Eleven genre-bending songs that prove music has no limits
Songs that cross borders between genres and artists that create them not only bring something new but create limitless creativity and create unique sounds that challenge our perceptions of music.
For listeners who enjoy diverse sounds and artists that create them, these songs challenge the conventional music landscape proving that music has no limits.
By embracing various influences and styles, genre-bending artists continue to shape the future of music, making it an exciting time for listeners and creators alike. Here are eleven such songs created in the late sixties that cross many genre boundaries as if they don’t exist.
Genre-bending songs that prove music is limitless
“Heroes and Villains” - Beach Boys (1967)
When Brian Wilson was attempting to create his botched masterpiece Smile, it was supposed to be a spectrum of American pop music known up to that moment. He recorded an infinite number of versions for each and every song that was supposed to be included, including this one.
While many of those versions were longer than the one that ended on The Beach Boys Smiley Smile album, that one was a true example of how you can perfectly join snippets of different musical elements and make them sound like an introductory soundtrack to American pop.
“Trevere” - Miles Davis (1974)
If there ever was an artist who grew within the realms of jazz and then took his musical imagination all over the place, then it was Miles Davis.
By this time in the 1970s, Davis was usually taking time to expand his ideas within his compositions, but here, on a song from his Big Fun album, he keeps it relatively brief (around five minutes), pushing sonic boundaries solely based on three chords that serve as a base to shoot into the stratosphere.
“This Must be the Place (N_aïve_ Melody)” - The Talking Heads (1983)
These Talking Heads had always quite a lot to say from their inception, and by the time they and their listeners entered the eighties, they were bound to cross as many musical borders as they could - from rock, pop, and new wave to funk and world music. This song exemplifies this approach, and David Byrne calls it an “essential feel-good song for anyone’s playlist.”
“Lithium” - Nirvana (1991)
How do you reference a Karl Marx quote and fit it in a post-punk/grunge song that can be a ballad and a rocker at the same time? It is something that a genius musical mind Kurt Cobain can come up with, addressing some serious mental health issues, and making it one of the most popular Nirvana songs at the same time.

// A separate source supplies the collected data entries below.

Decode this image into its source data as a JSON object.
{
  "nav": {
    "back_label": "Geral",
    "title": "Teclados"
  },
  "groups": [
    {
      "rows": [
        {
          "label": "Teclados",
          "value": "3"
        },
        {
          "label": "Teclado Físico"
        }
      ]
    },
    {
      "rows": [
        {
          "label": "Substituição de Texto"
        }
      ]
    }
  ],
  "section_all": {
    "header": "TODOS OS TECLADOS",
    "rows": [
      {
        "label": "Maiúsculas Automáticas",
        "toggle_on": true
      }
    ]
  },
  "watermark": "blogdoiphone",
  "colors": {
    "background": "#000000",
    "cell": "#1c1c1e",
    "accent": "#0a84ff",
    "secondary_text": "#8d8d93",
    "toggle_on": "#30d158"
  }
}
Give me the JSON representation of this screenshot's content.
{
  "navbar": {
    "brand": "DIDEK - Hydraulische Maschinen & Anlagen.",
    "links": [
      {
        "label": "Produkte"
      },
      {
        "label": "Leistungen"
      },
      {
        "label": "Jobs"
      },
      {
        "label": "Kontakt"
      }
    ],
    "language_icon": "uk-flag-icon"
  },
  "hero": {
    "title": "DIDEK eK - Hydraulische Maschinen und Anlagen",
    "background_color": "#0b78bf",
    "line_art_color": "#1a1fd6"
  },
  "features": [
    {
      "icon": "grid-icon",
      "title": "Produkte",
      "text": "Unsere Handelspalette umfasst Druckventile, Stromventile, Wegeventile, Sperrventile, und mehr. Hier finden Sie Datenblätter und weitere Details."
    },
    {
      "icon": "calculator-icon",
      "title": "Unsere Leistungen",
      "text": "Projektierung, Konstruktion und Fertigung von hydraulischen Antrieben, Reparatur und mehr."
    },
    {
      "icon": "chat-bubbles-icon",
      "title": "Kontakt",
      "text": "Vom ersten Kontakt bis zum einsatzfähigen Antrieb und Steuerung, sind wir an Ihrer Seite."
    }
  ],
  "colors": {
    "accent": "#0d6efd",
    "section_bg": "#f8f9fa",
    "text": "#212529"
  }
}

“Around the World” - Daft Punk (1997)
When French electro-pop masters Daft Punk released this song on their Homework album, and then as a single, it proved its title by becoming a number-one dance hit all over the world. Literally. One of the reasons for the song’s success was the fact that the duo was able to fit as many different genres into it and still made people dance to it.
“Aquemini” - OutKast (1998)
How far can you stretch the limits of hip-hop, and are there any? Andre3000 and Big Boi working under the OutKast Monikers showed us that it just might be the latter. With the words playing the main part here, the duo proved that there’s a hefty substance there, influencing so many other artists who came after them.
"Afterlife" – Arcade Fire (2013)
Will Butler and his Arcade Fire engage another gender-bender here, LCD Soundsystem’s James Murphy, to move their music in the direction David Bowie, one of the band’s key influences, took on practically all his albums and blended them into a single song. A rock, synth-pop, and dance combination all in one.
"Six Feet Under" – Billie Eilish (2016)
Even with her earliest songs like this one, Eilish and her brother Finneas ditched any specific genre, combining pop sensitivities with some submerged beats that created a sound that was both pop and vocal ambient music. There is no typical pop, or anything else for that matter, here.
"Cranes in the Sky" – Solange (2016)
It is not that easy being Beyonce’s sister and trying to come up with music that is experimental at its core. Solange was working on this one for a period of eight years or so, creating a combination of deep soul, jazz and baroque pop that has both substance and atmosphere.
"Vroom Vroom" – Charli XCX (2016)
Talking about futuristic sounds these days, you can hardly miss this one that doesn’t shy away from experimenting with sound. Using pop as a base, it slips in everything - from glitchy beats and distorted vocals to creating very futuristic vibes, even eight years on.
"Borderline" – Tame Impala (2020)
Kevin Parker and Tame Impala were initially considered purveyors of modern psych rock, featuring within their music all the original elements of psych as it was. Yet with this song and the whole of the band’s album The Slow Rush it came from, Parker showed that you can infuse ‘old’ psych with elements of electro-pop and disco and make it sound completely new.